In theater there are rare moments when something electric happens, so that people in the audience are suddenly fully engaged — "visually, aurally, intellectually, emotionally, and spiritually," as Rubén Polendo puts it. Those "whole theater" moments, as he calls them, are the goals that inspire his work.
The Mexican-born associate professor of Theater at NYU Abu Dhabi has connected Theater Mitu, his New York-based performance company, with his work at NYUAD, creating novel forms and methods of performance and teaching alike. Some of his approaches can be dizzying — using inanimate objects to portray certain characters in Death of a Salesman, for example — but his results are impressing both university audiences and the wider theater community.
In March of 2014, Polendo presented Juárez: A Documentary Mythology, at NYUAD. In the hands of his Mitu actors, that phrase "documentary mythology" makes sense: The documentary is a form, and myths are the stories we use to help us explain the world to ourselves.

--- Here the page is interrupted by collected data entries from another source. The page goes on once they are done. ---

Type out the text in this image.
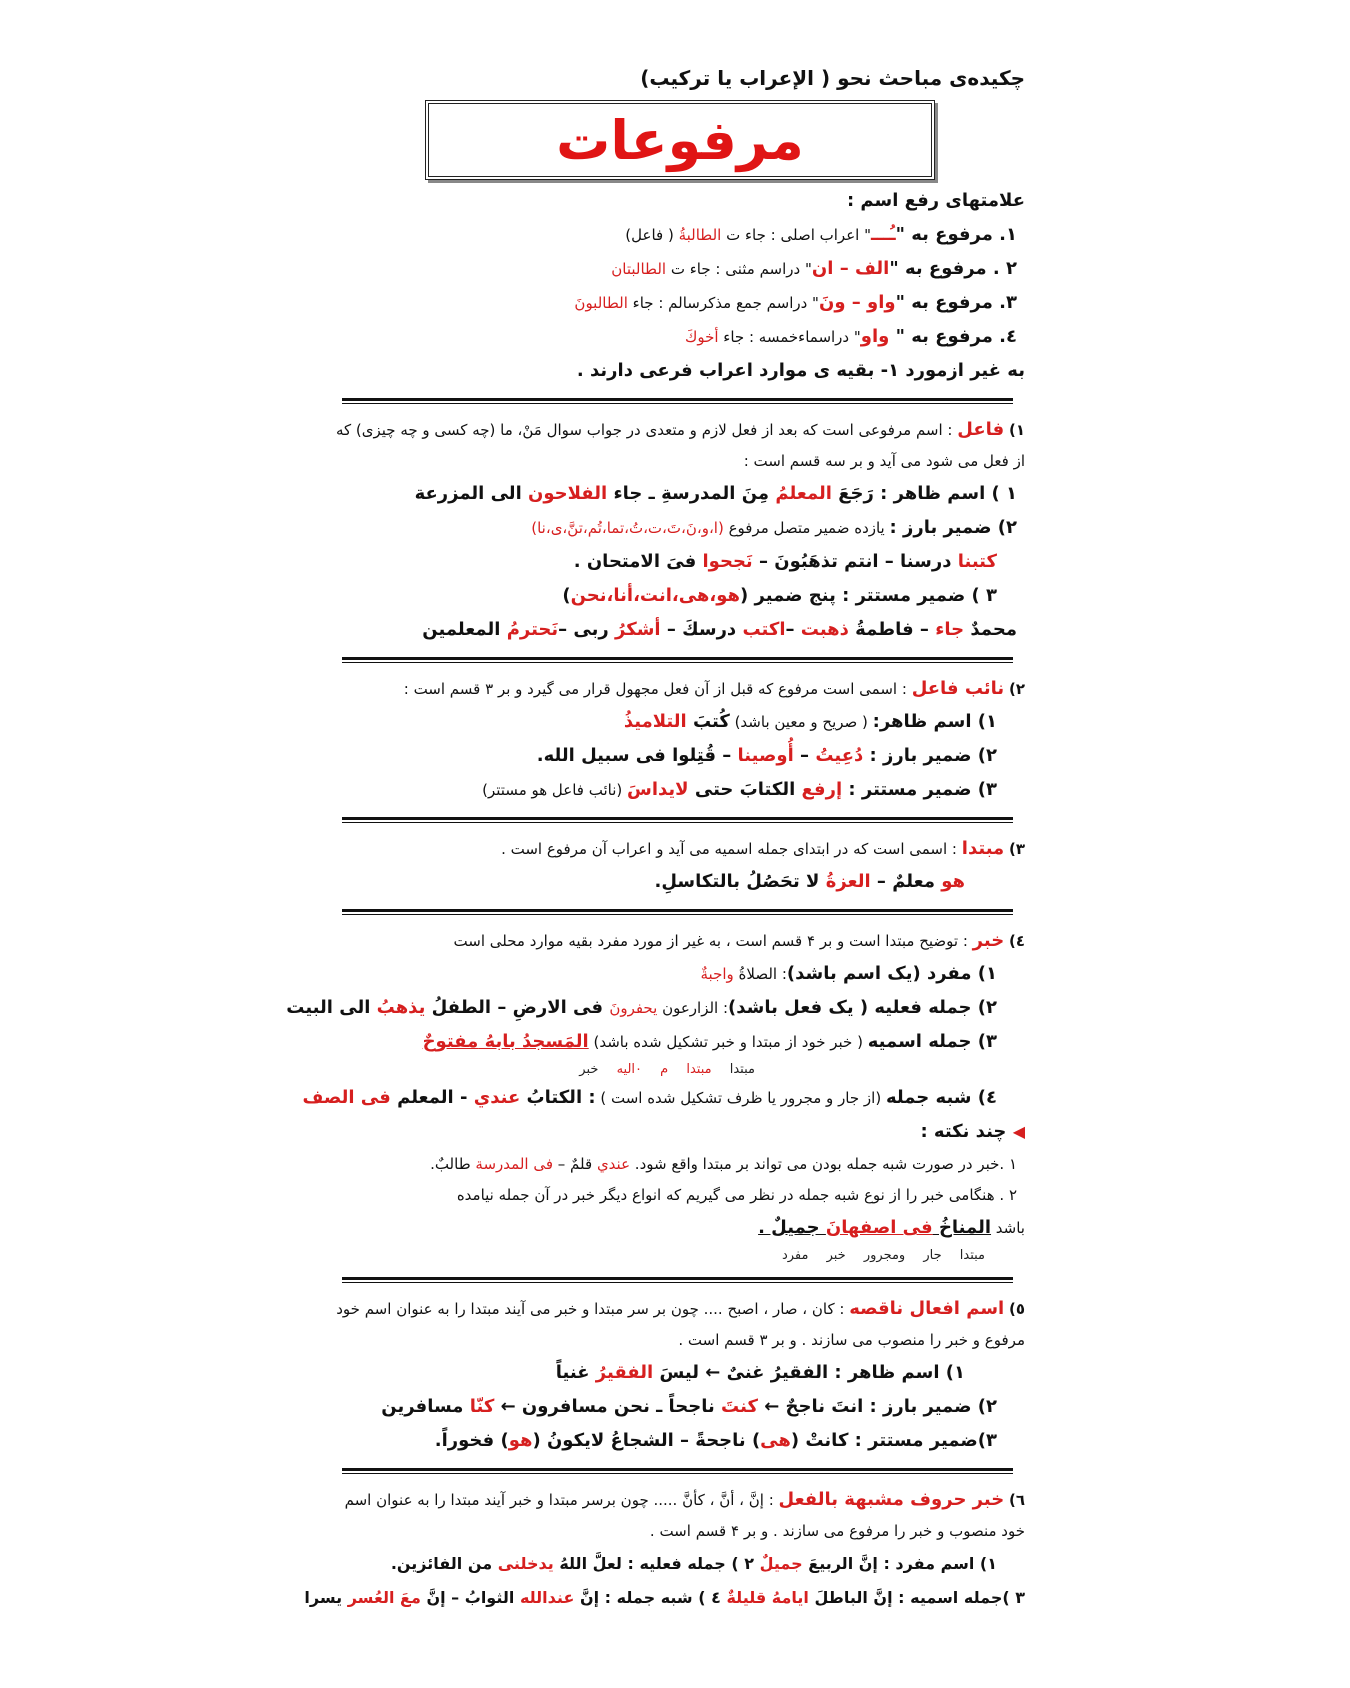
چکیده‌ی مباحث نحو ( الإعراب یا ترکیب)
مرفوعات
علامتهای رفع اسم :
١. مرفوع به "ـُـــ" اعراب اصلی : جاء ت الطالبةُ ( فاعل)
٢ . مرفوع به "الف – ان" دراسم مثنی : جاء ت الطالبتان
٣. مرفوع به "واو – ونَ" دراسم جمع مذکرسالم : جاء الطالبونَ
٤. مرفوع به " واو" دراسماءخمسه : جاء أخوكَ
به غیر ازمورد ١- بقیه ی موارد اعراب فرعی دارند .
١) فاعل : اسم مرفوعی است که بعد از فعل لازم و متعدی در جواب سوال مَنْ، ما (چه کسی و چه چیزی) که از فعل می شود می آید و بر سه قسم است :
١ ) اسم ظاهر : رَجَعَ المعلمُ مِنَ المدرسةِ ـ جاء الفلاحون الی المزرعة
٢) ضمیر بارز : یازده ضمیر متصل مرفوع (ا،و،نَ،تَ،ت،تُ،تما،تُم،تنَّ،ی،نا)
كتبنا درسنا – انتم تذهَبُونَ – نَجحوا فیَ الامتحان .
٣ ) ضمیر مستتر : پنج ضمیر (هو،هی،انت،أنا،نحن)
محمدٌ جاء – فاطمةُ ذهبت –اكتب درسكَ – أشكرُ ربی –نَحترمُ المعلمین
٢) نائب فاعل : اسمی است مرفوع که قبل از آن فعل مجهول قرار می گیرد و بر ٣ قسم است :
١) اسم ظاهر: ( صریح و معین باشد) كُتبَ التلامیذُ
٢) ضمیر بارز : دُعِیتُ – أُوصینا – قُتِلوا فی سبیل الله.
٣) ضمیر مستتر : إرفع الكتابَ حتی لایداسَ (نائب فاعل هو مستتر)
٣) مبتدا : اسمی است که در ابتدای جمله اسمیه می آید و اعراب آن مرفوع است .
هو معلمٌ – العزةُ لا تحَصُلُ بالتكاسلِ.
٤) خبر : توضیح مبتدا است و بر ۴ قسم است ، به غیر از مورد مفرد بقیه موارد محلی است
١) مفرد (یک اسم باشد): الصلاةُ واجبةٌ
٢) جمله فعلیه ( یک فعل باشد): الزارعون یحفرونَ فی الارضِ – الطفلُ یذهبُ الی البیت
٣) جمله اسمیه ( خبر خود از مبتدا و خبر تشکیل شده باشد) المَسجدُ بابهُ مفتوحٌ
مبتدا مبتدا م ٠الیه خبر
٤) شبه جمله (از جار و مجرور یا ظرف تشکیل شده است ) : الكتابُ عندي - المعلم فی الصف
◀ چند نکته :
١ .خبر در صورت شبه جمله بودن می تواند بر مبتدا واقع شود. عندي قلمٌ – فی المدرسة طالبٌ.
٢ . هنگامی خبر را از نوع شبه جمله در نظر می گیریم که انواع دیگر خبر در آن جمله نیامده
باشد المناخُ فی اصفهانَ جمیلٌ .
مبتدا جار ومجرور خبر مفرد
٥) اسم افعال ناقصه : کان ، صار ، اصبح .... چون بر سر مبتدا و خبر می آیند مبتدا را به عنوان اسم خود مرفوع و خبر را منصوب می سازند . و بر ٣ قسم است .
١) اسم ظاهر : الفقیرُ غنیٌ ← لیسَ الفقیرُ غنیاً
٢) ضمیر بارز : انتَ ناجحٌ ← كنتَ ناجحاً ـ نحن مسافرون ← كنّا مسافرین
٣)ضمیر مستتر : كانتْ (هی) ناجحةً – الشجاعُ لایكونُ (هو) فخوراً.
٦) خبر حروف مشبهة بالفعل : إنَّ ، أنَّ ، كأنَّ ..... چون برسر مبتدا و خبر آیند مبتدا را به عنوان اسم خود منصوب و خبر را مرفوع می سازند . و بر ۴ قسم است .
١) اسم مفرد : إنَّ الربیعَ جمیلٌ ٢ ) جمله فعلیه : لعلَّ اللهُ یدخلنی من الفائزین.
٣ )جمله اسمیه : إنَّ الباطلَ ایامهُ قلیلةٌ ٤ ) شبه جمله : إنَّ عندالله الثوابُ – إنَّ معَ العُسر یسرا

Juárez, the Mexican city on the Texas border where Polendo was raised, needs some explaining: it has had the world's highest murder rate. Polendo's production combines factual history, personal memory, and excerpts from about 300 hours of interviews with residents. The Mitu actors are "not performing those texts, but theatricalizing them," he said, and even "musicalizing" a few of them in "minimalist songs," all to explain the city's ordeal. One interview subject — the professor's father Rubén Polendo Senior, as it happens — says "the story of Juárez is the story of every city that's been abused by progress."
Theater Mitu is in residence at NYUAD; the actors in Polendo's annual Abu Dhabi productions are Mitu professionals, but as many as 40 NYUAD students apprentice with him and the troupe on each project. "To view the interactions involved in the professional work we do here gives the students a lovely vantage point," he said.
And they learn a lot, because everything done by Mitu draws on many cultures; it is no coincidence that "mitu" is a word with many meanings in at least five languages.
Mitu performers are also researchers who broaden their art by studying theatrical forms, mainly in India but also in Thailand, Japan, Mongolia, Singapore, Bali, Nepal, Sudan, Chile, Yemen, Oman, Mexico — and the UAE. Each Mitu production draws on some of these sources.
And the troupe's works are seen internationally: Juárez, for example, opened in the city it is named for, then played in New York in January 2014, and in Beirut before coming to Abu Dhabi, and was scheduled to play in Cairo next.
Traditionally, audiences are often robbed of a voice. But hearing from them is also part of the research.
The piece, Polendo said, is "not purely aesthetic, not purely intellectual, not purely historical. It's all those things, and more."
Another characteristic of Mitu's work is follow-up: typically audiences are invited to stay for discussion after performances, or attend a subsequent meeting. "If they take time to do that, you know they're interested," Polendo said. "Traditionally, audiences are often robbed of a voice. But hearing from them is also part of the research."
Mitu's cross-cultural study increasingly includes this region; a new piece is being developed with a Lebanese performer/writer and Lebanese visual artist, for example. "But India continues to be central to my research," Polendo said. "I'm very grateful that it's only a two-or-three-hour flight from here."
"The relationship with a research university is a great advantage," Polendo said. "We fit in very well because the Mitu approach is always to go from theory to research to production." One semester, he recounted, "I had two science students in my introductory class. They were nervous at first but they became more at ease as they recognized that it was a laboratory setting; we do research that allows you to question the form" and the status quo, just as physical scientists do.
After Juárez, Polendo is moving on to Hamlet, or rather ur-Hamlet. "There were stories like Hamlet before Shakespeare wrote his play; we understand that he drew heavily on them. These are referred to as 'ur-Hamlet,'" Polendo said, using a term for a first version of something.
"Now in our production we will use Shakespeare's play as our ur-Hamlet. Just as the original ur-Hamlet has been shattered by time, so we'll be shattering the Shakespeare version, making it into shards and re-assembling them.
"On this production," he continued, "we'll be working with mohiniattam, a classical dance form, and kalaripayattu, a martial art, both from Kerala, and with butoh, a Japanese dance theater form. And if that isn't enough, we're also planning to transpose the genders of Hamlet and Ophelia."
Confused yet? Polendo is quick to be reassuring: "The challenge will be to bring these ideas together in a way that reveals something new about Hamlet and about the questions Shakespeare raises in these texts. Shakespeare can often make an audience feel intimidated. We want this show to be engaging and meaningful to our audience, and above all to make an impact."